The feeling of strangeness was still within her, and equally, she within it, as she knocked on the door of the house in Chatswood where she lived with her parents—she had as yet no key.
Her mother opened the door. ‘Hello, Lesley!’ she said.
In the few weeks between the ending of the Leaving Certificate examinations and her first day at Goode’s, Lisa went to the Blue Mountains with her mother, read Tender is the Night and part of Anna Karenina, went twice to the pictures, and most of all stood silent and impatient while her mother, making her some new clothes, adjusted pins.
‘Stand still,’ she commanded. ‘You want to look nice, don’t you? It’s your first job.’
‘Yes, but I’ll be wearing a black frock,’ said Lisa. ‘They won’t see me in my own clothes.’
‘They will when you arrive and when you go home,’ said her mother.
‘It won’t matter then,’ said Lisa.
‘It always matters,’ said Mrs Miles.
‘Tyger! Tyger! burning bright / In the forests of the night,’ Lisa began.
‘Oh, you and your tiger,’ said her mother. ‘Don’t distract me: and stay still.’
Lisa was an only child, and this fact was believed by onlookers to account for her general queerness. Her father was a compositor on the Herald and was rarely to be seen, generally arriving home in the wee small hours, sleeping till the afternoon and going off to a pub to drink beer for an hour or two until it was time to go to work. During his waking hours on Saturday he glued himself to the wireless to listen to the racing, having placed several off-course bets. Mrs Miles had not the slightest idea of the size of his salary, and would have been stunned if anyone had told her. If she had known how great a proportion of it ended up in the pockets of the off-course bookmakers she would have fainted dead away.
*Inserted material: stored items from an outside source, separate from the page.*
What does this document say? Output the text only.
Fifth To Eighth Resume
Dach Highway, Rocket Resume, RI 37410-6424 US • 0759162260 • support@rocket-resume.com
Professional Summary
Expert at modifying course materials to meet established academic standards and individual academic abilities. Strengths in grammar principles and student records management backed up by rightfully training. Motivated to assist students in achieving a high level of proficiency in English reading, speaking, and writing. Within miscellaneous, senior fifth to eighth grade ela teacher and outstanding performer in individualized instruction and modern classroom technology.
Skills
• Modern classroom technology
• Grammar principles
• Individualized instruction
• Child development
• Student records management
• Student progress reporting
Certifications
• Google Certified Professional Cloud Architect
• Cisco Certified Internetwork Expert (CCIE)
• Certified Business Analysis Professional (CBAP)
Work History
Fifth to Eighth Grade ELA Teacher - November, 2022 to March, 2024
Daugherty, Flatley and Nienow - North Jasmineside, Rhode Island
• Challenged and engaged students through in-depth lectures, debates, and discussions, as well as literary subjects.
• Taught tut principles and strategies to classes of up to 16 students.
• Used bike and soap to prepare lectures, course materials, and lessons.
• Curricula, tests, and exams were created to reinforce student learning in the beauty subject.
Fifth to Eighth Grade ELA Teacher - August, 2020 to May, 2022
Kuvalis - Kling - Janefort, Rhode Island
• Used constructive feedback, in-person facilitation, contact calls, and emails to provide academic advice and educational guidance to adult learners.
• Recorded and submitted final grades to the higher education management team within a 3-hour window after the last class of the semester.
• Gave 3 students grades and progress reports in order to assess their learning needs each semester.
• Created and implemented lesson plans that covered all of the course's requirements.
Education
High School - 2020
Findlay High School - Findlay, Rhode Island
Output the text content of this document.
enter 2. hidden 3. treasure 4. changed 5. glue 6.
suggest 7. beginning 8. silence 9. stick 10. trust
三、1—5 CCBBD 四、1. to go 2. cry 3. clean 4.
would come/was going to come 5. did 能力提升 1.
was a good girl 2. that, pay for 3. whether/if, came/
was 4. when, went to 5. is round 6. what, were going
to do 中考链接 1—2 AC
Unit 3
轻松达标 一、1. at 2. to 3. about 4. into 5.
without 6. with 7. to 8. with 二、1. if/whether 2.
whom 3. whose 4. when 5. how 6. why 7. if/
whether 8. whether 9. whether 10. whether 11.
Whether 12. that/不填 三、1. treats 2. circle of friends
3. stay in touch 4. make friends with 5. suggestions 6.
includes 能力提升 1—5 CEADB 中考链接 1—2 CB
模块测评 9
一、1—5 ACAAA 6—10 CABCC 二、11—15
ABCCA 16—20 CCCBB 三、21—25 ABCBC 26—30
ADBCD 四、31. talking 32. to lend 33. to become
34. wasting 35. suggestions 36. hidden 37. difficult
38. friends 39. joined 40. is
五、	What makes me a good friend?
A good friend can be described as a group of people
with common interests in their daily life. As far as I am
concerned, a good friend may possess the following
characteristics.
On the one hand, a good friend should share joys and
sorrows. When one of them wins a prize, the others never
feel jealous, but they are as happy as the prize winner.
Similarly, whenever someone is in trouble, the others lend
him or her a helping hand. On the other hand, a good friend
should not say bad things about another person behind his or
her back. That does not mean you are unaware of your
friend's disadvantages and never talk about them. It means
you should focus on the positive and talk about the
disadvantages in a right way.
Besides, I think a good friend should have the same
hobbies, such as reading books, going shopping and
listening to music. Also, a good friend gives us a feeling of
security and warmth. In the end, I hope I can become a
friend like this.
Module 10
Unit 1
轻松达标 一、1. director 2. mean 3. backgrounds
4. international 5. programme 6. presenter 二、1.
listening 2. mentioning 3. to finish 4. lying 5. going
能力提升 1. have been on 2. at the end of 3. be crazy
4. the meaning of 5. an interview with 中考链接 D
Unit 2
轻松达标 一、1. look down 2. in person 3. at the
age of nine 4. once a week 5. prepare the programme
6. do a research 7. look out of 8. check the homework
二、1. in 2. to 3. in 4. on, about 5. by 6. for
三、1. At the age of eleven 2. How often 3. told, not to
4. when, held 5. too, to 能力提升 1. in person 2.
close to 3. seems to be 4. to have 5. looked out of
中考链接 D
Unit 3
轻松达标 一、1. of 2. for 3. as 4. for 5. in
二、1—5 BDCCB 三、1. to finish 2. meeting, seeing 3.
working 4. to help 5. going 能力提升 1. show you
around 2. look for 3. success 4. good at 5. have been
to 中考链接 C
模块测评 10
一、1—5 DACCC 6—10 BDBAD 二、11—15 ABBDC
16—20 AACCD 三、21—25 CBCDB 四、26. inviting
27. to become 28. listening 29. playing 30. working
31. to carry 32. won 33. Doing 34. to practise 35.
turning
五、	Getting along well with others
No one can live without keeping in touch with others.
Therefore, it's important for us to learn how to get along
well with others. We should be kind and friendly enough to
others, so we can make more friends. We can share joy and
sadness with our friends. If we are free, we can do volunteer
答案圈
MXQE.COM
She had not known him well when they married, during the war: he was a handsome soldier at a dance she had attended, and when he had suggested after a brief acquaintance that they make a go of it, she had seen no reason at all to say no.
She had until then had a hard life, for she had been born into a bakery business, and had been covered with flour since the age of eleven when she had been drafted in to assist her elders as soon as she came home from school. She was shown how to put the glacé cherries on the fairy cakes, and subsequently instructed in more difficult operations, until by the age of fifteen there was almost nothing she didn’t know about fancy baking.
At this stage she left school and joined her family at their trade on a full-time basis. She was paid a derisory wage, in cash, and continued to live at home, over the shop. She might still have been covered with flour to this day if her Ted hadn’t come along in his smart military outfit. Once that was removed, he had less to say for himself; but that was life, wasn’t it. She might have felt as badly as she suspected his doing, that she had not provided him with a son, were it not that her Lesley was the utter apple of her eye.